The inauguration of the Modi Government 2.0 does not seem encouraging because the economy is showing no sign of improvement in many sectors i.e. automobile, manufacturing, FMCG, banking and agriculture. In the month of august 2019; the Central Statics Office (CSO) revealed that the real GDP growth in Q1 of the current fiscal declined to a six-year low of 5%.
It clear that no single factor is responsible for this decline. The vicious circle of poor demand is the major factor behind the whole mess up.
Let us find the reasons in this article that what are the reasons behind the decline in the Indian GDP.
1. Sharp decline in overall demand:
Demand is the real accelerator of the economy. If demand increases then the producer has to increase the production which can not be increased without hiring the more labour force.
Increment in the employment opportunities leads to further demand of the other products in the economy. Since last few months Indian economy is facing the problem of lower demand which ultimately trapped the whole economy.
2. Sharp fall in consumption
Consumption has accounted for 55-58% of GDP.
Remember consumption is at the core of domestic demand in India. Indian economy experienced a sharp decline in private final consumption expenditure from 7.2% in the March quarter to 3.1% in the June.
3. Wrong procedure in the GST implementation
Goods and Services Tax (GST) is a very boosting step (government is getting approximately Rs. 1 lac crore per month as tax collection ) for the Indian economy but its implementation is not much smooth.

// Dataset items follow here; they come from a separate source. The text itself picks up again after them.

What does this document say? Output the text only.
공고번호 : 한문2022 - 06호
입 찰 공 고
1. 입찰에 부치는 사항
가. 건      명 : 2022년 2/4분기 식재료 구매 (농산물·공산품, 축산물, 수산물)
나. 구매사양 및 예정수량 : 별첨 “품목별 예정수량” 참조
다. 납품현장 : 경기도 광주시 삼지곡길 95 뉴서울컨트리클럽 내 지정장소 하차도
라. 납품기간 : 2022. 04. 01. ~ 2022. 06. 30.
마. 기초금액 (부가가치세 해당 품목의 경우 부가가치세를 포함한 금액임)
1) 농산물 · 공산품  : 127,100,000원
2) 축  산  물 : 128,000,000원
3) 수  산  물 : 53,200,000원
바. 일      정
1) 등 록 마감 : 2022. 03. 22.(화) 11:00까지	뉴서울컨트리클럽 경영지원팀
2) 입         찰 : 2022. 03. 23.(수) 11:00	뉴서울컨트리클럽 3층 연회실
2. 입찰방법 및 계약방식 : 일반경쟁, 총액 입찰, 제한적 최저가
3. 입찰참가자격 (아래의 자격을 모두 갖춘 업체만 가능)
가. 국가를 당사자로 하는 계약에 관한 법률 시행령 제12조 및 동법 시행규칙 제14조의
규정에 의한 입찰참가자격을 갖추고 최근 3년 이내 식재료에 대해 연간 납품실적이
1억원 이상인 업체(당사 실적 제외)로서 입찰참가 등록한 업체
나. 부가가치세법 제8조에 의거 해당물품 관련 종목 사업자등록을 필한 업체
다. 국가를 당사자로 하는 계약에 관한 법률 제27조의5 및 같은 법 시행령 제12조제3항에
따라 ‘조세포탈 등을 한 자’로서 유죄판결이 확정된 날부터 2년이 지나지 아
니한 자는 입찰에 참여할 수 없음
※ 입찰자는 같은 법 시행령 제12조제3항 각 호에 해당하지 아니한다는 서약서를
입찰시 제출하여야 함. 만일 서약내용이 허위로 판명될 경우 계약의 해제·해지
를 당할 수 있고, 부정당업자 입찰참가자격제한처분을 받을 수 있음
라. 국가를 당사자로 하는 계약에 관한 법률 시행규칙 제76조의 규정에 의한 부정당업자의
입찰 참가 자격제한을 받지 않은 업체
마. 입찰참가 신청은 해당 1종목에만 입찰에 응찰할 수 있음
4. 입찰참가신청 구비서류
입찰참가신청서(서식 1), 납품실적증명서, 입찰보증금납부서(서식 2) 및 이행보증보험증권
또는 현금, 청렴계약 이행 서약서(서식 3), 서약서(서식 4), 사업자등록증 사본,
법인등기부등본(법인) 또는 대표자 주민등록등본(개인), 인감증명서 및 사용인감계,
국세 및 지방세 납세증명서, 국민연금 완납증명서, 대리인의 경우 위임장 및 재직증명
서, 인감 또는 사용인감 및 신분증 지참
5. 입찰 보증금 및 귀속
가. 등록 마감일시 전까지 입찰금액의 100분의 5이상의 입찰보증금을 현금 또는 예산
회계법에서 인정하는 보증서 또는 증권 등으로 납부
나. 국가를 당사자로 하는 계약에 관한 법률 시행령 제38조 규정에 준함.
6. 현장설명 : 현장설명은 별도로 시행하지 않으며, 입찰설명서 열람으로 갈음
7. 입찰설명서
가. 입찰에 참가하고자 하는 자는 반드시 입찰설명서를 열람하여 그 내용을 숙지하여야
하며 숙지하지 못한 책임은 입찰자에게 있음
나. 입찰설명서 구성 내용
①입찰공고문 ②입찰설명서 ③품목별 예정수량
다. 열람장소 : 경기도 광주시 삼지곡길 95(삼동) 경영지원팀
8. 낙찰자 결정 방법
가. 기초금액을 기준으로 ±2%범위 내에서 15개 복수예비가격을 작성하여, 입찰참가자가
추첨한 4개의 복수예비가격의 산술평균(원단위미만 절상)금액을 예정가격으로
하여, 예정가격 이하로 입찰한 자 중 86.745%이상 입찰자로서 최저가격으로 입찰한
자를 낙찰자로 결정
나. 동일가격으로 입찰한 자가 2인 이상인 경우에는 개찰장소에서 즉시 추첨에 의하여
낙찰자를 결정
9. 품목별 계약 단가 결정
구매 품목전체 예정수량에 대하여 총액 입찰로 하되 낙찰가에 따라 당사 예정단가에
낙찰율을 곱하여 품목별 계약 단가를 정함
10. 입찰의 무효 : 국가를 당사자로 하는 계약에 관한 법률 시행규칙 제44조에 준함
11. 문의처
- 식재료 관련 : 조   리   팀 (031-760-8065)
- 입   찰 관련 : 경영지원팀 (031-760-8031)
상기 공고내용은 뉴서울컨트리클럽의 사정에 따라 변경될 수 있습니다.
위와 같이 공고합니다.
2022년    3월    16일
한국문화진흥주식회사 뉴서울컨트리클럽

The traders are facing problems in getting the GST returns and their huge money is trapped in the hands of government
which is affecting their business due to limited availability of resources.
4. Decline in investment
There is a 79.5% drop in the value of new projects announced during April to June 2019. This is the highest decline since September 2004. The value of declared investments in the same quarter is Rs 71,337 crore, which is also the lowest since September 2004. This is a big indication that industries are not yet confident in India's economic future.
5. Poor condition of banking sector
As we know that Indian banking sector is passing through a very rough time since a long time. Total NPA of the Indian banks is around Rs 7.9 lac crore which is blocking the way of new loan to the other borrowers. The recent announcement of the mergers of the banks may further create the atmosphere of anarchy in the mind of the investors and depositors.
6. Agricultural crisis
Indian agriculture has been a key contributor to India’s growth story and continues to be one of biggest employers. It contributes around 15% in the Indian GDP and employs around 55% population of the country. But this sector is also passing through very rough time. Farmers are not getting adequate price for their crops that is why farmers are committing suicide throughout the country.
Around 12,000 farmers committed suicide in Maharashtra in the last 3 years. Now the farmers suicide rate is around 12.9 suicides per 100,000 in India.
So these 6 major reasons are behind the decline in the GDP of Indian Economy. I hope that the central government is striving hard to bring out the economy from this trap. Recently announced bailout package to banking sector, cut in corporate tax, cut in GST rate for automobile sector and other measures will produce the favourable results for the Indian economy.